Coronavirus spread at Brisbane’s Hotel Grand Chancellor ‘most likely’ from airborne transmission, experts warn
A dozen doctors have written to the Queensland Government warning that airborne disease specialists need…

A dozen doctors have written to the Queensland Government warning that airborne disease specialists need to be employed to investigate whether there was any airborne transmission of the UK strain of coronavirus at Brisbane’s Hotel Grand Chancellor.
Cardiologists, anaesthetists, general practitioners, nurses and physicians signed the letter, asking for aerosol scientists and occupational hygienist to be engaged, along with a heating, ventilation and air-conditioning (HVAC) expert, if they haven’t been already.
“We believe experts from these three fields have an important role to play in elucidating the cause of viral spread both within the hotel, and in future planning for all hotel quarantine around Australia, and could piece together an important piece of this puzzle for the nation,” the letter reads.
Australian Institute of Occupational Hygienists president Kate Cole said the group would use science and engineering to make sure that control measures were in place.

“We’re really the science behind the safety,” she said.
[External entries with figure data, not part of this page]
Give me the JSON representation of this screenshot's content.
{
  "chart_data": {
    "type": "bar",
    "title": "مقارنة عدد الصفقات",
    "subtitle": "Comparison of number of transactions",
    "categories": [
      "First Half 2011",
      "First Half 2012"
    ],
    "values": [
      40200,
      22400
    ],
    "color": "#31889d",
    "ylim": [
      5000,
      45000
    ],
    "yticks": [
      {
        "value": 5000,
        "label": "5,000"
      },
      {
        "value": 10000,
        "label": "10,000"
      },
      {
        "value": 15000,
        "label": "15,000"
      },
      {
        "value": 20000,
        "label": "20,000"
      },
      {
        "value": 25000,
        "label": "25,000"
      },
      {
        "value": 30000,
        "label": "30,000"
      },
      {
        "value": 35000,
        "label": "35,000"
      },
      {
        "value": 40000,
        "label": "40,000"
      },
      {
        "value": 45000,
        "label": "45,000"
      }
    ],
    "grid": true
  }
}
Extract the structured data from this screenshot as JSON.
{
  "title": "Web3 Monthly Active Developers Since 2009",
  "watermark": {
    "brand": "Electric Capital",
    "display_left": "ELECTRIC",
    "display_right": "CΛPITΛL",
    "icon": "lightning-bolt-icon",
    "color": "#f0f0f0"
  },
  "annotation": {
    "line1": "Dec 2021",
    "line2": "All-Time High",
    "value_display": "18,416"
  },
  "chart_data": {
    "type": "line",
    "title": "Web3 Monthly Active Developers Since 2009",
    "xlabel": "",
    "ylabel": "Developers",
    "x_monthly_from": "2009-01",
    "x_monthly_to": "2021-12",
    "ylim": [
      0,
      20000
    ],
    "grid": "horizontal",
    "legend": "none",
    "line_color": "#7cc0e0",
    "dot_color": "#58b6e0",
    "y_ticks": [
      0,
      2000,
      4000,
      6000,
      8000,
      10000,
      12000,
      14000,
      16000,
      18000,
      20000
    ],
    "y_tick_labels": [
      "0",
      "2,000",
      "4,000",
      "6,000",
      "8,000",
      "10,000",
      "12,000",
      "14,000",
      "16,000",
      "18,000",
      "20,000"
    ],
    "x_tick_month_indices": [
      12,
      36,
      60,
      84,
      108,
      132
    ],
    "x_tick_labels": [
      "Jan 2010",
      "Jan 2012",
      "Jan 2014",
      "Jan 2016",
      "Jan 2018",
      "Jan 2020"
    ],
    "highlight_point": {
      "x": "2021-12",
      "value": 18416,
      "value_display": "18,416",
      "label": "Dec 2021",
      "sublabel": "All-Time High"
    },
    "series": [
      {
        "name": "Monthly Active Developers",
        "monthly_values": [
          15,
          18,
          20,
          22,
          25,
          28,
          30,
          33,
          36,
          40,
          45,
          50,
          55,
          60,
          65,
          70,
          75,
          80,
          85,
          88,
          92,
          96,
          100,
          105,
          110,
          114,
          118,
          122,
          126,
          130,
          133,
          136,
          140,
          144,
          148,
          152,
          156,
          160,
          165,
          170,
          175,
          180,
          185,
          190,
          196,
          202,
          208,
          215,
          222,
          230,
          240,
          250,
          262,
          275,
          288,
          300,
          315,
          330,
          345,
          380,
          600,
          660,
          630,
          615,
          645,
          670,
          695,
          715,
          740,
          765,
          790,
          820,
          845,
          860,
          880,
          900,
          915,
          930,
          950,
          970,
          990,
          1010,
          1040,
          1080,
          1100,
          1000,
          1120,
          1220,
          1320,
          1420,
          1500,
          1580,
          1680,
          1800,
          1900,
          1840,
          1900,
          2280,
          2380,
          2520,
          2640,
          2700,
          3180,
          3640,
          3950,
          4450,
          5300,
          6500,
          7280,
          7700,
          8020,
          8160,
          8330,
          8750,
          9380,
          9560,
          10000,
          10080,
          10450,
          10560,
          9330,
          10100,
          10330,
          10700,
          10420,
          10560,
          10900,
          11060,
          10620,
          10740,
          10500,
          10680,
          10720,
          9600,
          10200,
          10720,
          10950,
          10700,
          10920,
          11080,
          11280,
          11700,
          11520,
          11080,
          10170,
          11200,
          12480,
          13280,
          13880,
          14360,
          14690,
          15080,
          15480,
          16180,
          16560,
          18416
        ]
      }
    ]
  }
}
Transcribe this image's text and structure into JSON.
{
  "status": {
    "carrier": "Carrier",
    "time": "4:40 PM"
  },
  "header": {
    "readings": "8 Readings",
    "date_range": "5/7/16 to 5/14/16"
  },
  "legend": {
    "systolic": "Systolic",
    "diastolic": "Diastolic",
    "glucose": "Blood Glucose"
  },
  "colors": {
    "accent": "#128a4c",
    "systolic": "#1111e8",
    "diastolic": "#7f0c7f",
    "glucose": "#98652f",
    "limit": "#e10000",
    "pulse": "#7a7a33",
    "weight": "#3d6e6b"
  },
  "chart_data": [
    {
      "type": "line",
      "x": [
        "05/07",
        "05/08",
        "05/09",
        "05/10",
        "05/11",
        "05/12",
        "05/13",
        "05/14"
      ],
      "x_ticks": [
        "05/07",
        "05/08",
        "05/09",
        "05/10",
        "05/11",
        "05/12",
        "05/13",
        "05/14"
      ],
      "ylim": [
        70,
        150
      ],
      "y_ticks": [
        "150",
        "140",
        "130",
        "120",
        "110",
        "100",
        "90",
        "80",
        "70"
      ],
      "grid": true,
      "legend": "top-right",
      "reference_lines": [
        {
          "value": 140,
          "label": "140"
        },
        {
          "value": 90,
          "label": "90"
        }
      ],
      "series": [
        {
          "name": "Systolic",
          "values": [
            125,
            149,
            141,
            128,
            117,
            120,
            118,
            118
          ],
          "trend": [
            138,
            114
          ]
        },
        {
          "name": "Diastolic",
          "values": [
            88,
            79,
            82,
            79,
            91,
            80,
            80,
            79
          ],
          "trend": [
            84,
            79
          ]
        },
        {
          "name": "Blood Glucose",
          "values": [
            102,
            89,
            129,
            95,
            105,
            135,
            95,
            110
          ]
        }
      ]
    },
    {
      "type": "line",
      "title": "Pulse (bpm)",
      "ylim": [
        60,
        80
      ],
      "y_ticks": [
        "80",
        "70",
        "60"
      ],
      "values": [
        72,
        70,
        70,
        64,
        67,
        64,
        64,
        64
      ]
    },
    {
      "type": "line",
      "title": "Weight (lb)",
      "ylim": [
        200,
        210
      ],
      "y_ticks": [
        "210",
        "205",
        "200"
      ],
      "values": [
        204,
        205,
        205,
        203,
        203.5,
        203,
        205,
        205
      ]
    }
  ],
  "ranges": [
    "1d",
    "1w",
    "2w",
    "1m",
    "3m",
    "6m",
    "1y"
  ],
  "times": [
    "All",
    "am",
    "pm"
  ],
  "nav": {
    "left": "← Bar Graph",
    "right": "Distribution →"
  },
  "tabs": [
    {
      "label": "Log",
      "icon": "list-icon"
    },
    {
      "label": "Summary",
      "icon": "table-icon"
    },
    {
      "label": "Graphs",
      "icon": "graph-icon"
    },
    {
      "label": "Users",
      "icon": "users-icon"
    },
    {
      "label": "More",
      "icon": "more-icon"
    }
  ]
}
“We need to address and accept the risk of aerosol spread or airborne transmission, because that’s a key piece that’s missing here.
“No amount of reviewing CCTV footage is going to pick that up.
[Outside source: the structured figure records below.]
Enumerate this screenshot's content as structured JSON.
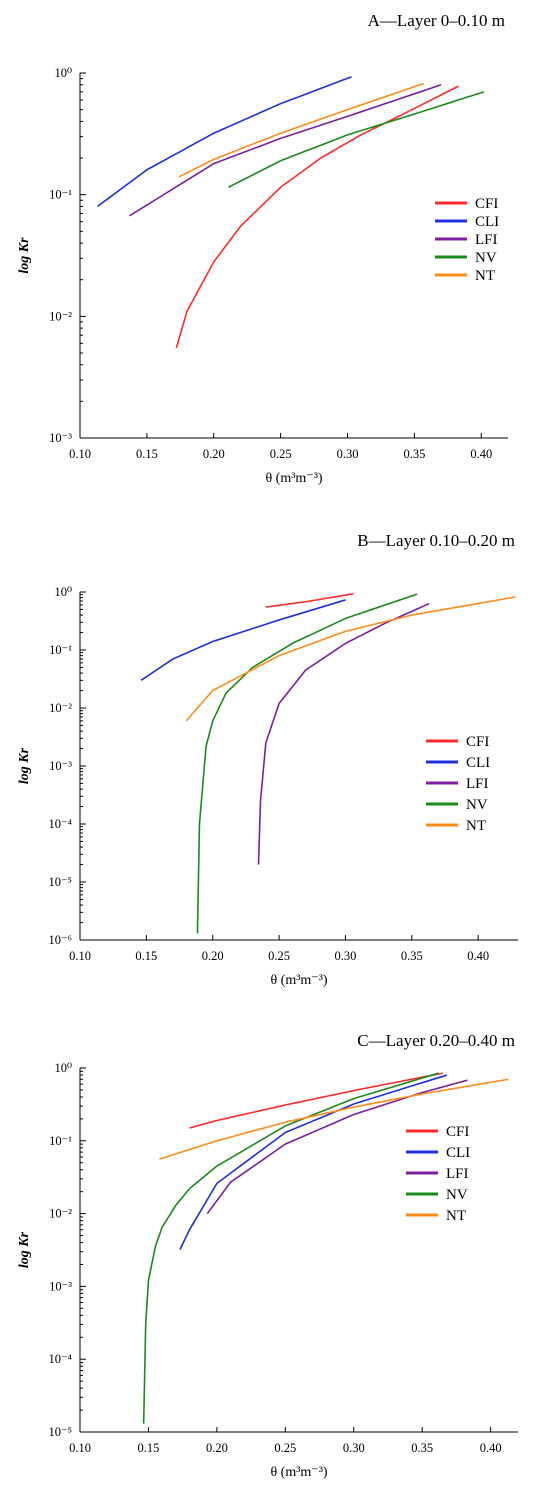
{
  "chart_data": [
    {
      "type": "line",
      "title": "A—Layer 0–0.10 m",
      "xlabel": "θ (m³m⁻³)",
      "ylabel": "log Kr",
      "x_ticks": [
        "0.10",
        "0.15",
        "0.20",
        "0.25",
        "0.30",
        "0.35",
        "0.40"
      ],
      "y_ticks": [
        "10⁻³",
        "10⁻²",
        "10⁻¹",
        "10⁰"
      ],
      "xlim": [
        0.1,
        0.42
      ],
      "ylim_log10": [
        -3,
        0
      ],
      "scale_y": "log",
      "grid": false,
      "legend_position": "right",
      "series": [
        {
          "name": "CFI",
          "color": "#ff2a2a",
          "x": [
            0.172,
            0.18,
            0.2,
            0.22,
            0.25,
            0.28,
            0.31,
            0.34,
            0.383
          ],
          "y": [
            0.0055,
            0.011,
            0.028,
            0.055,
            0.115,
            0.2,
            0.31,
            0.45,
            0.78
          ]
        },
        {
          "name": "CLI",
          "color": "#1f2fe0",
          "x": [
            0.113,
            0.15,
            0.2,
            0.25,
            0.303
          ],
          "y": [
            0.08,
            0.16,
            0.32,
            0.56,
            0.93
          ]
        },
        {
          "name": "LFI",
          "color": "#7b1fa2",
          "x": [
            0.137,
            0.2,
            0.25,
            0.3,
            0.37
          ],
          "y": [
            0.067,
            0.18,
            0.29,
            0.44,
            0.8
          ]
        },
        {
          "name": "NV",
          "color": "#1a8a1a",
          "x": [
            0.211,
            0.25,
            0.3,
            0.35,
            0.402
          ],
          "y": [
            0.115,
            0.19,
            0.31,
            0.46,
            0.7
          ]
        },
        {
          "name": "NT",
          "color": "#ff8c1a",
          "x": [
            0.174,
            0.2,
            0.25,
            0.3,
            0.357
          ],
          "y": [
            0.14,
            0.195,
            0.32,
            0.5,
            0.82
          ]
        }
      ]
    },
    {
      "type": "line",
      "title": "B—Layer 0.10–0.20 m",
      "xlabel": "θ (m³m⁻³)",
      "ylabel": "log Kr",
      "x_ticks": [
        "0.10",
        "0.15",
        "0.20",
        "0.25",
        "0.30",
        "0.35",
        "0.40"
      ],
      "y_ticks": [
        "10⁻⁶",
        "10⁻⁵",
        "10⁻⁴",
        "10⁻³",
        "10⁻²",
        "10⁻¹",
        "10⁰"
      ],
      "xlim": [
        0.1,
        0.43
      ],
      "ylim_log10": [
        -6,
        0
      ],
      "scale_y": "log",
      "grid": false,
      "legend_position": "right",
      "series": [
        {
          "name": "CFI",
          "color": "#ff2a2a",
          "x": [
            0.24,
            0.27,
            0.306
          ],
          "y": [
            0.55,
            0.68,
            0.93
          ]
        },
        {
          "name": "CLI",
          "color": "#1f2fe0",
          "x": [
            0.146,
            0.17,
            0.2,
            0.25,
            0.3
          ],
          "y": [
            0.03,
            0.07,
            0.14,
            0.33,
            0.73
          ]
        },
        {
          "name": "LFI",
          "color": "#7b1fa2",
          "x": [
            0.2345,
            0.236,
            0.24,
            0.25,
            0.27,
            0.3,
            0.33,
            0.363
          ],
          "y": [
            2e-05,
            0.00025,
            0.0025,
            0.012,
            0.045,
            0.13,
            0.29,
            0.63
          ]
        },
        {
          "name": "NV",
          "color": "#1a8a1a",
          "x": [
            0.1885,
            0.19,
            0.195,
            0.2,
            0.21,
            0.23,
            0.26,
            0.3,
            0.354
          ],
          "y": [
            1.3e-06,
            0.0001,
            0.0022,
            0.006,
            0.018,
            0.05,
            0.13,
            0.35,
            0.92
          ]
        },
        {
          "name": "NT",
          "color": "#ff8c1a",
          "x": [
            0.18,
            0.2,
            0.25,
            0.3,
            0.35,
            0.428
          ],
          "y": [
            0.006,
            0.02,
            0.08,
            0.21,
            0.4,
            0.82
          ]
        }
      ]
    },
    {
      "type": "line",
      "title": "C—Layer 0.20–0.40 m",
      "xlabel": "θ (m³m⁻³)",
      "ylabel": "log Kr",
      "x_ticks": [
        "0.10",
        "0.15",
        "0.20",
        "0.25",
        "0.30",
        "0.35",
        "0.40"
      ],
      "y_ticks": [
        "10⁻⁵",
        "10⁻⁴",
        "10⁻³",
        "10⁻²",
        "10⁻¹",
        "10⁰"
      ],
      "xlim": [
        0.1,
        0.42
      ],
      "ylim_log10": [
        -5,
        0
      ],
      "scale_y": "log",
      "grid": false,
      "legend_position": "right",
      "series": [
        {
          "name": "CFI",
          "color": "#ff2a2a",
          "x": [
            0.18,
            0.2,
            0.25,
            0.3,
            0.365
          ],
          "y": [
            0.15,
            0.19,
            0.31,
            0.49,
            0.85
          ]
        },
        {
          "name": "CLI",
          "color": "#1f2fe0",
          "x": [
            0.173,
            0.18,
            0.2,
            0.25,
            0.3,
            0.368
          ],
          "y": [
            0.0032,
            0.006,
            0.026,
            0.13,
            0.32,
            0.8
          ]
        },
        {
          "name": "LFI",
          "color": "#7b1fa2",
          "x": [
            0.193,
            0.21,
            0.25,
            0.3,
            0.35,
            0.383
          ],
          "y": [
            0.01,
            0.027,
            0.09,
            0.23,
            0.46,
            0.68
          ]
        },
        {
          "name": "NV",
          "color": "#1a8a1a",
          "x": [
            0.1465,
            0.148,
            0.15,
            0.155,
            0.16,
            0.17,
            0.18,
            0.2,
            0.25,
            0.3,
            0.362
          ],
          "y": [
            1.3e-05,
            0.0003,
            0.0012,
            0.0035,
            0.0065,
            0.013,
            0.022,
            0.045,
            0.16,
            0.38,
            0.85
          ]
        },
        {
          "name": "NT",
          "color": "#ff8c1a",
          "x": [
            0.158,
            0.2,
            0.25,
            0.3,
            0.35,
            0.413
          ],
          "y": [
            0.056,
            0.1,
            0.18,
            0.29,
            0.44,
            0.7
          ]
        }
      ]
    }
  ]
}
Occupational and environmental physician David Allen said he did not understand why the Government had not already engaged occupational hygienists like Ms Cole.
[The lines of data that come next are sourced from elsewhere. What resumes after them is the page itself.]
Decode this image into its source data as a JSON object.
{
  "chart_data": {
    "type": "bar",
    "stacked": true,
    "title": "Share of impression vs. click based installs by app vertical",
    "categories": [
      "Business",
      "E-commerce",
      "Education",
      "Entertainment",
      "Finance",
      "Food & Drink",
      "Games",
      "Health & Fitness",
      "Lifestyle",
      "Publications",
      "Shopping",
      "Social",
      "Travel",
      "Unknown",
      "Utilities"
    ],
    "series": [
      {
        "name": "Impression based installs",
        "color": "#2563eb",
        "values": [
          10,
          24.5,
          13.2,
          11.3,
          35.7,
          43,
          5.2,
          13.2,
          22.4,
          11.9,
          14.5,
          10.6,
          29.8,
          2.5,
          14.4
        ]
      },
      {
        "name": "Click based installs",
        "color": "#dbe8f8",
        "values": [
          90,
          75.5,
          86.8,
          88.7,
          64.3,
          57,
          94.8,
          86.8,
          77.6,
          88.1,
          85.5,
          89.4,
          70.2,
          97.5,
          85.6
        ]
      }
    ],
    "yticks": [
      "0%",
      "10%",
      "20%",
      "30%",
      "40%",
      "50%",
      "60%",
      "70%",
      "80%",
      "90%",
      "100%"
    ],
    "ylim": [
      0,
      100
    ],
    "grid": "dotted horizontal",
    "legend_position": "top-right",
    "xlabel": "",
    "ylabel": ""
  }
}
“There’s an ongoing concern amongst a lot of health professionals that the Government isn’t acting on the possibility of aerosol transmission of COVID-19,” Dr Allen said.
“Other agencies internationally, like the CDC [Centre for Disease Control and Prevention in the US] and the ECDC [European Centre for Disease Prevention and Control], have acknowledged that aerosol transmission is a thing, so I don’t understand why our Government hasn’t acted upon it, but it’s definitely a risk.”
The Hotel Grand Chancellor was evacuated and shut on Wednesday after a spread of the UK variant on its seventh floor.
A major investigation is underway into what caused the cluster that’s so far infected four returned travellers at the hotel, as well as a hotel cleaner and her partner.
‘Surgical masks don’t cut it’
Dr Allen said the current protocols in place paled in comparison with the standards upheld in the private sector, and that the use of surgical masks was ineffective.
“For instance, workers operating a machine that sweeps dust at a factory would be wearing a P2 fit-tested respirator for just dust, but we have healthcare workers dealing with COVID-19 issued with surgical masks,” Dr Allen said.
“Surgical masks … don’t provide a seal, they don’t stop aerosol transmission, and yet patients, doctors and healthcare workers looking at the COVID patients were wearing surgical masks.
“I found it shocking that the healthcare institutions weren’t better protecting their workforce.”
Dr Allen said health authorities focussed too heavily on contact rather than aerosol spread and needed to look at every avenue of transmission.
“It’s like a pilot flying a plane. He doesn’t say the risk of that happening is only 10 per cent, so we can just deal with the other 90 per cent,” he said.
“That’s not how it works in safety.
“You look at every risk, and you deal with it using a precautionary principle, you don’t just ignore it.
“I would engage aerosol scientist in occupational hygiene as a matter of urgency.”
Queensland Health has been contacted for comment on whether occupational hygienists or aerosol scientists are engaged in the investigation.